2 Types of Fraud Alert

2 Types of Fraud Alert

What is a Fraud Alert?
A fraud alert is a security measure, employed by various financial institutions, such as banks or credit card companies, to inform their clients (customers or business entities) that their personal information or financial accounts have been breached. Fraud alerts, when employed, will show up on an individual’s credit report; this label will inform the issuing credit card company to engage in various security measures to thwart an individual from opening a new credit card account in your name. 
A fraud alert will arise, for instance, if a credit card was opened in your name without your knowledge.

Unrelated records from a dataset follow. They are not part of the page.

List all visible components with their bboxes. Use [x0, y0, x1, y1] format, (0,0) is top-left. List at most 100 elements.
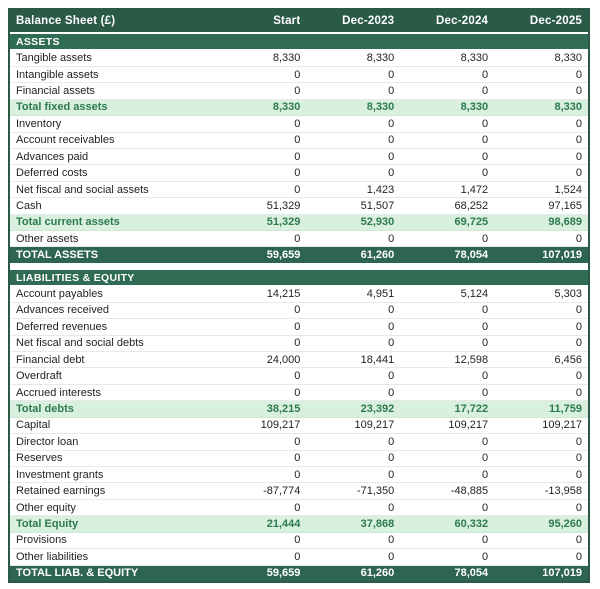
cell-value: 0 [388, 370, 395, 383]
cell-value: 0 [482, 370, 489, 383]
table-row: Director loan 0 0 0 0 [10, 434, 588, 451]
cell-value: 0 [294, 550, 301, 563]
table-row: Other assets 0 0 0 0 [10, 231, 588, 248]
table-row: Capital 109,217 109,217 109,217 109,217 [10, 417, 588, 435]
cell-value: 0 [388, 232, 395, 245]
cell-value: -71,350 [356, 485, 395, 498]
row-label: Cash [16, 199, 42, 212]
table-row: Provisions 0 0 0 0 [10, 532, 588, 550]
cell-value: 0 [482, 320, 489, 333]
cell-value: 0 [388, 134, 395, 147]
cell-value: 68,252 [454, 199, 489, 212]
cell-value: 0 [388, 150, 395, 163]
cell-value: 0 [575, 435, 583, 448]
section-header-row: ASSETS [10, 34, 588, 51]
cell-value: -87,774 [263, 485, 301, 498]
cell-value: 0 [482, 84, 489, 97]
cell-value: 51,329 [266, 199, 301, 212]
cell-value: 8,330 [460, 101, 489, 114]
cell-value: 59,659 [266, 567, 301, 580]
cell-value: 0 [388, 452, 395, 465]
cell-value: 11,759 [548, 402, 583, 415]
cell-value: 0 [575, 320, 583, 333]
row-label: Overdraft [16, 370, 62, 383]
cell-value: 21,444 [266, 517, 301, 530]
cell-value: 37,868 [360, 517, 395, 530]
cell-value: 0 [482, 452, 489, 465]
subtotal-row: Total Equity 21,444 37,868 60,332 95,260 [10, 516, 588, 533]
cell-value: 0 [482, 232, 489, 245]
row-label: Total debts [16, 402, 74, 415]
table-row: Advances received 0 0 0 0 [10, 302, 588, 320]
cell-value: 107,019 [542, 249, 583, 262]
table-row: Tangible assets 8,330 8,330 8,330 8,330 [10, 50, 588, 67]
cell-value: 109,217 [448, 419, 489, 432]
table-row: Reserves 0 0 0 0 [10, 450, 588, 467]
cell-value: 0 [575, 337, 583, 350]
cell-value: 0 [575, 468, 583, 481]
cell-value: 0 [294, 150, 301, 163]
cell-value: 97,165 [548, 199, 583, 212]
cell-value: 0 [575, 232, 583, 245]
row-label: Total Equity [16, 517, 79, 530]
cell-value: 0 [388, 435, 395, 448]
cell-value: 0 [482, 501, 489, 514]
cell-value: 0 [575, 150, 583, 163]
row-label: Provisions [16, 534, 67, 547]
row-label: Total current assets [16, 216, 120, 229]
cell-value: 0 [294, 167, 301, 180]
cell-value: 0 [388, 534, 395, 547]
cell-value: 0 [575, 501, 583, 514]
row-label: Director loan [16, 435, 79, 448]
cell-value: 0 [482, 150, 489, 163]
cell-value: 1,423 [366, 183, 395, 196]
cell-value: 78,054 [454, 249, 489, 262]
cell-value: 0 [388, 550, 395, 563]
table-row: Net fiscal and social debts 0 0 0 0 [10, 335, 588, 353]
subtotal-row: Total fixed assets 8,330 8,330 8,330 8,330 [10, 99, 588, 117]
cell-value: 1,472 [460, 183, 489, 196]
cell-value: 0 [482, 435, 489, 448]
cell-value: 5,303 [554, 288, 583, 301]
cell-value: 8,330 [554, 52, 583, 65]
column-header-dec-2024: Dec-2024 [436, 15, 489, 27]
table-row: Other liabilities 0 0 0 0 [10, 549, 588, 566]
cell-value: 6,456 [554, 353, 583, 366]
cell-value: 107,019 [542, 567, 583, 580]
cell-value: 0 [388, 501, 395, 514]
table-row: Other equity 0 0 0 0 [10, 499, 588, 517]
table-row: Deferred costs 0 0 0 0 [10, 165, 588, 182]
cell-value: 0 [482, 134, 489, 147]
cell-value: -13,958 [544, 485, 583, 498]
cell-value: 0 [294, 370, 301, 383]
row-label: Financial assets [16, 84, 95, 97]
table-row: Inventory 0 0 0 0 [10, 116, 588, 133]
row-label: Inventory [16, 117, 62, 130]
row-label: Account payables [16, 288, 103, 301]
row-label: Financial debt [16, 353, 85, 366]
row-label: Other equity [16, 501, 76, 514]
cell-value: 0 [388, 84, 395, 97]
row-label: Account receivables [16, 134, 115, 147]
cell-value: 8,330 [272, 52, 301, 65]
cell-value: 0 [482, 550, 489, 563]
cell-value: 0 [482, 534, 489, 547]
row-label: Other assets [16, 232, 79, 245]
cell-value: 8,330 [272, 101, 301, 114]
subtotal-row: Total debts 38,215 23,392 17,722 11,759 [10, 401, 588, 418]
row-label: Other liabilities [16, 550, 89, 563]
cell-value: 61,260 [360, 249, 395, 262]
row-label: Deferred revenues [16, 320, 108, 333]
cell-value: 0 [388, 117, 395, 130]
row-label: Deferred costs [16, 167, 88, 180]
cell-value: 23,392 [360, 402, 395, 415]
table-row: Financial debt 24,000 18,441 12,598 6,456 [10, 352, 588, 369]
row-label: Intangible assets [16, 68, 99, 81]
table-row: Intangible assets 0 0 0 0 [10, 66, 588, 84]
table-row: Net fiscal and social assets 0 1,423 1,472 1… [10, 181, 588, 199]
cell-value: 8,330 [366, 52, 395, 65]
cell-value: 1,524 [554, 183, 583, 196]
cell-value: 12,598 [454, 353, 489, 366]
cell-value: 0 [575, 386, 583, 399]
cell-value: 52,930 [360, 216, 395, 229]
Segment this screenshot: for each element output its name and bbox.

These unfortunate instances, which are forms of identity theft, occur when an individual’s personal or financial information has been usurped. To limit the damages associated with these illegal acts and to inform an individual that their personal information has been breached; a fraud alert will be sent via mail, email, or over the phone that the individual should take immediate or investigative action to close the account.

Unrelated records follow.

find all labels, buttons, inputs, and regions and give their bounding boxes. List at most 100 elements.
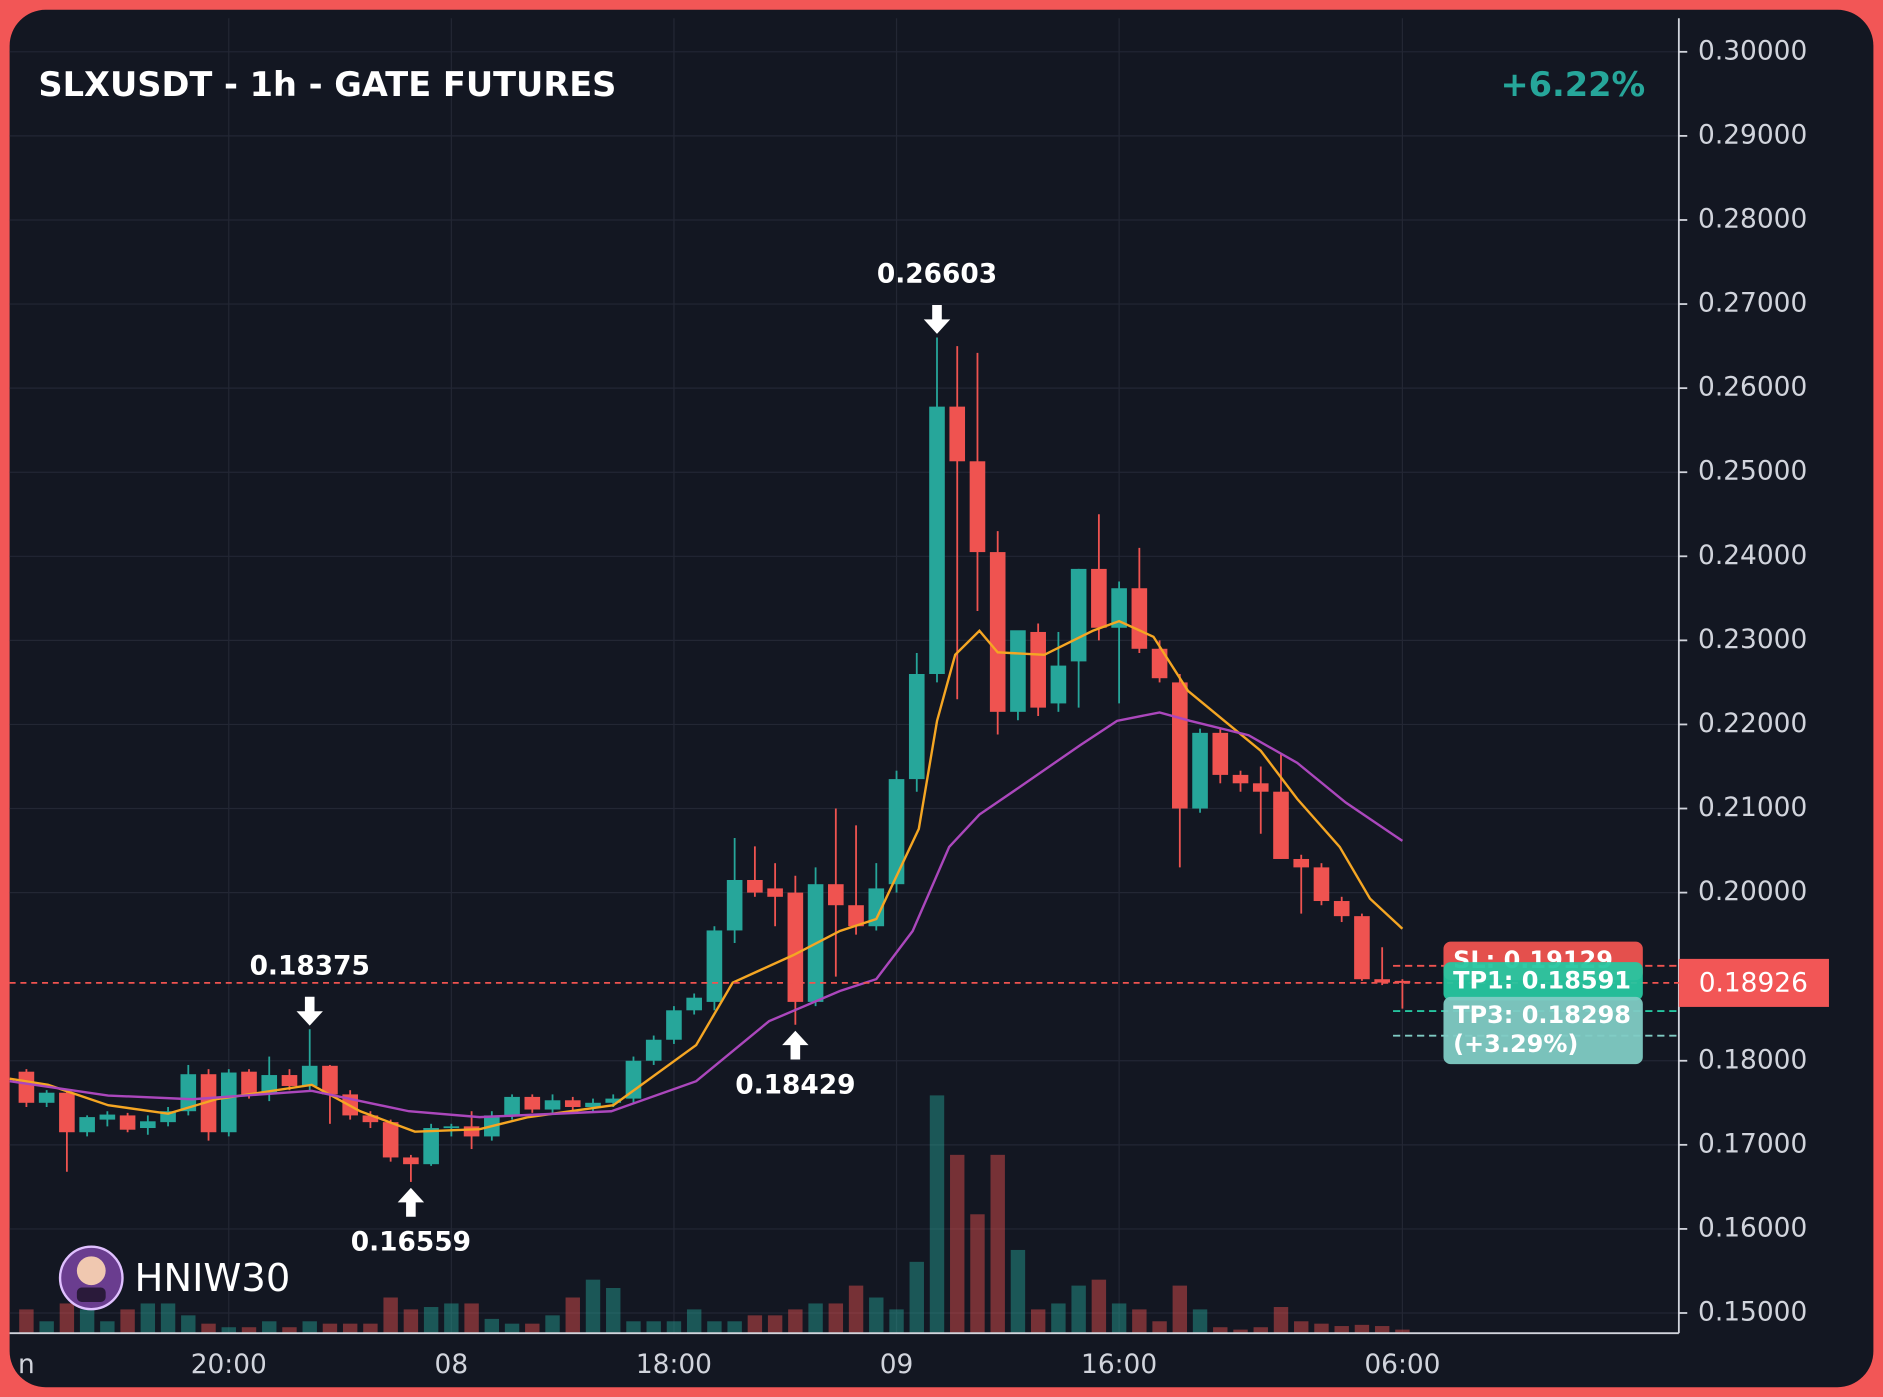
volume-bar [201,1323,216,1334]
y-tick-label: 0.27000 [1698,288,1807,319]
watermark: HNIW30 [135,1256,291,1301]
x-tick-label: 20:00 [191,1349,267,1380]
annotation-arrow [397,1187,425,1217]
y-tick-label: 0.20000 [1698,876,1807,907]
volume-bar [950,1154,965,1334]
volume-bar [262,1321,277,1334]
volume-bar [221,1327,236,1334]
volume-bar [484,1318,500,1334]
volume-bar [788,1309,803,1334]
candle-body [1333,901,1350,917]
candle-body [443,1126,460,1129]
plot-layer [9,337,1411,1182]
candle-body [200,1074,217,1133]
moving-average-line [9,711,1404,1119]
volume-bar [747,1315,763,1334]
candle-body [1273,791,1289,859]
last-price-box [1678,958,1829,1007]
candle-body [848,905,864,927]
candle-body [1172,682,1188,809]
annotation-label: 0.18429 [735,1069,855,1100]
annotation-arrow [296,996,323,1026]
volume-bar [1010,1249,1026,1334]
volume-bar [1172,1285,1188,1334]
volume-bar [363,1323,378,1334]
volume-bar [909,1261,924,1334]
candle-body [38,1092,55,1103]
volume-bar [565,1297,580,1334]
candle-body [524,1096,541,1110]
candle-body [888,779,905,885]
volume-bar [282,1327,297,1334]
y-tick-label: 0.15000 [1698,1296,1807,1327]
volume-bar [1314,1323,1329,1334]
candle-body [59,1092,75,1133]
y-tick-label: 0.23000 [1698,624,1807,655]
y-tick-label: 0.29000 [1698,119,1807,150]
candle-body [605,1098,622,1103]
candle-body [645,1039,662,1061]
candle-body [1030,631,1046,708]
candle-body [1131,588,1148,649]
y-tick-label: 0.22000 [1698,708,1807,739]
x-tick-label: 06:00 [1364,1349,1440,1380]
volume-bar [767,1315,783,1334]
annotation-label: 0.26603 [877,258,997,289]
candle-body [828,884,844,906]
volume-bar [464,1303,479,1334]
volume-bar [889,1309,904,1334]
volume-bar [302,1321,317,1334]
volume-bar [120,1309,135,1334]
candle-body [1354,916,1370,980]
volume-bar [848,1285,864,1334]
candle-body [403,1157,419,1165]
y-tick-label: 0.21000 [1698,792,1807,823]
volume-bar [585,1279,601,1334]
y-tick-label: 0.18000 [1698,1044,1807,1075]
y-tick-label: 0.24000 [1698,540,1807,571]
volume-bar [1051,1303,1066,1334]
x-tick-label: 09 [880,1349,914,1380]
candle-body [362,1115,379,1123]
candle-body [949,406,966,462]
volume-bar [1334,1326,1349,1334]
candle-body [747,879,763,893]
volume-bar [606,1287,621,1334]
volume-bar [1192,1309,1208,1334]
volume-bar [1071,1285,1086,1334]
candle-body [625,1060,642,1099]
candle-body [908,674,925,780]
volume-bar [383,1297,398,1334]
last-price-label: 0.18926 [1699,968,1808,999]
volume-bar [342,1323,358,1334]
volume-bar [1233,1329,1248,1334]
volume-bar [828,1303,844,1334]
candle-body [241,1071,257,1095]
y-tick-label: 0.17000 [1698,1128,1807,1159]
level-box [1443,962,1643,1001]
annotation-arrow [923,305,951,334]
volume-bar [1374,1326,1390,1334]
candle-body [504,1096,520,1116]
volume-bar [990,1154,1005,1334]
candle-body [1151,648,1168,679]
candle-body [564,1100,581,1108]
candle-body [463,1126,480,1137]
candle-body [929,406,945,675]
candle-body [1374,979,1390,983]
candle-body [180,1074,197,1112]
level-label: TP1: 0.18591 [1453,966,1631,994]
chart-title: SLXUSDT - 1h - GATE FUTURES [38,65,616,104]
candle-body [989,552,1006,712]
moving-average-line [9,619,1404,1133]
axis-layer: 0.30000 0.29000 0.28000 0.27000 0.26000 0.250… [18,35,1807,1380]
candle-body [1394,980,1411,983]
candle-body [220,1072,237,1133]
x-tick-label: n [18,1349,35,1380]
candle-body [868,888,885,927]
candle-body [706,930,723,1002]
volume-bar [646,1321,661,1334]
candle-body [281,1075,298,1086]
volume-bar [929,1095,945,1334]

A fraud alert is a fundamental security measure that must be enacted or initiated by the holder of a credit card or the owner of a checking account. Once enacted, the fraud alert will effectively prevent, through advanced notification on a credit report, the usurping of an individual’s personal information.
Types of Fraud Alerts:
Initial Fraud Alert: This type of fraud alert lasts for 90 days and is typically used when your credit or debit card information or your personal information has been compromised by a third party. Your information may be comprised from a variety of mediums or because of a number of situations; for instance, if you lose your wallet or have unknowingly engaged in a phishing scam, your credit card or personal information can be obtained by another individual. When this information is comprised, the criminal party has the ability to purchase products or goods (if the credit card information is obtained) or open new credit cards in your name (if your personal information was stolen). An initial fraud alert, when enacted, will require a creditor (companies who issue credit cards) to partake in advanced security measures to accurately verify the identity of the applicant—an initial alert may require the creditor to check the applicant driver’s license information or Social Security number.

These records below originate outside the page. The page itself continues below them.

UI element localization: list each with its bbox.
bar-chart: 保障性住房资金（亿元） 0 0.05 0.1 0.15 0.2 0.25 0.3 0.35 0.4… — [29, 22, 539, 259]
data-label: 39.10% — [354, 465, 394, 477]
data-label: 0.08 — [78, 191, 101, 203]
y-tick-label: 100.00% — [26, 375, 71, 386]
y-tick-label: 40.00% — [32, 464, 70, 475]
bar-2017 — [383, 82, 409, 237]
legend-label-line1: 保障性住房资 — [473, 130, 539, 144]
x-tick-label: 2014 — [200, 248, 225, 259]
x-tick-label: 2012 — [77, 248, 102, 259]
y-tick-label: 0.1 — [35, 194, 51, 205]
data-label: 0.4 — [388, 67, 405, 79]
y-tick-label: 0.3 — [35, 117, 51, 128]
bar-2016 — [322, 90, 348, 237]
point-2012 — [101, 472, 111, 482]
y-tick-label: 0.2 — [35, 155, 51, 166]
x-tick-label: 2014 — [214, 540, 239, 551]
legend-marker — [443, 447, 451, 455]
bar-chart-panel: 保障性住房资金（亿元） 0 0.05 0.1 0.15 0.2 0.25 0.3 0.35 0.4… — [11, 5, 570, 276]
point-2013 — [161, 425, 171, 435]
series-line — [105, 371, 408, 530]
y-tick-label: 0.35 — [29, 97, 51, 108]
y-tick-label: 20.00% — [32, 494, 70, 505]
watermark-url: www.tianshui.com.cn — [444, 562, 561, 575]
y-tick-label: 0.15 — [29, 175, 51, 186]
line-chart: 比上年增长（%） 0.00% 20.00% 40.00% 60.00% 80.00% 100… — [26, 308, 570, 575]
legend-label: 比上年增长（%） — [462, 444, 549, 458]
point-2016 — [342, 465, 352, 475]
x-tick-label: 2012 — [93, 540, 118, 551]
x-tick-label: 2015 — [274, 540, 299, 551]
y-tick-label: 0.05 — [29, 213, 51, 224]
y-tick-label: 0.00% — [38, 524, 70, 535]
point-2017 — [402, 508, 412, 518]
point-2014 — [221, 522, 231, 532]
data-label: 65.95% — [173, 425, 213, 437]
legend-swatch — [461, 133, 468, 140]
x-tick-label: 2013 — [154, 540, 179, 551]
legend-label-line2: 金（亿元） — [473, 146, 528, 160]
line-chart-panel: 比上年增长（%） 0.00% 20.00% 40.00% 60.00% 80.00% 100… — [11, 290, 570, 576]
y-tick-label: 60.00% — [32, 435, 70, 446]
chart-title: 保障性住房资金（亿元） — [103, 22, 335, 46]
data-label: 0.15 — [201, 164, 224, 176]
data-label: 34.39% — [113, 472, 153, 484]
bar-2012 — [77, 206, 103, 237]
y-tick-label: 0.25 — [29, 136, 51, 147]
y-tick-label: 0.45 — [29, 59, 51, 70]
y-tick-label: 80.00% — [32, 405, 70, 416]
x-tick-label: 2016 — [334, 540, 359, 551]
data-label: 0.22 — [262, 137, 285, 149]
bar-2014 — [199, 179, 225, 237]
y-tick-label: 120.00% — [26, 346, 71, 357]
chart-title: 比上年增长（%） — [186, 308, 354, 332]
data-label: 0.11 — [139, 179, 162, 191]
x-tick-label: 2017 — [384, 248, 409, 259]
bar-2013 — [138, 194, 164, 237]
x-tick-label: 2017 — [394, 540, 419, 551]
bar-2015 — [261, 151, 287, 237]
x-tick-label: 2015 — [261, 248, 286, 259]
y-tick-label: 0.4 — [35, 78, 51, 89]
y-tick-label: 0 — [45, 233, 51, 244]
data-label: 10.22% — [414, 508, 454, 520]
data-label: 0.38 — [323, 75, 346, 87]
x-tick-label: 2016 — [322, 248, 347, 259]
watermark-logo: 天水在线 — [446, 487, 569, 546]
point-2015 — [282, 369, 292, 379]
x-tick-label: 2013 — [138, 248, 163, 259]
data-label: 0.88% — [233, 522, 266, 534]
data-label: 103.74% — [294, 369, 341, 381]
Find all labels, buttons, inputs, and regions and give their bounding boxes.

Extended Fraud Alert: This type of fraud alert lasts for seven years and is typically employed by those individuals who have fallen victim to identity theft in the past. To engage in this particular prevention strategy an individual must obtain a police report or document that affirms that you have been victimized by identity theft in the past. When enacted, the extended fraud alert will require all creditors and financial institutions to contact your phone number when a new account is opened or a purchase is made.
Fraud Alert Limitations:
A fraud alert prevents criminals, specifically those engaging in identity theft from establishing new credit accounts in your name. That being said, a fraud alert in most cases will not prevent an individual from using your already established credit account. Therefore, if your credit card is stolen or lost, you must immediately contact your card issuer to effectively cancel the account. Furthermore, a fraud alert will not stop identity thieves from opening a new credit card account that does not require a credit check.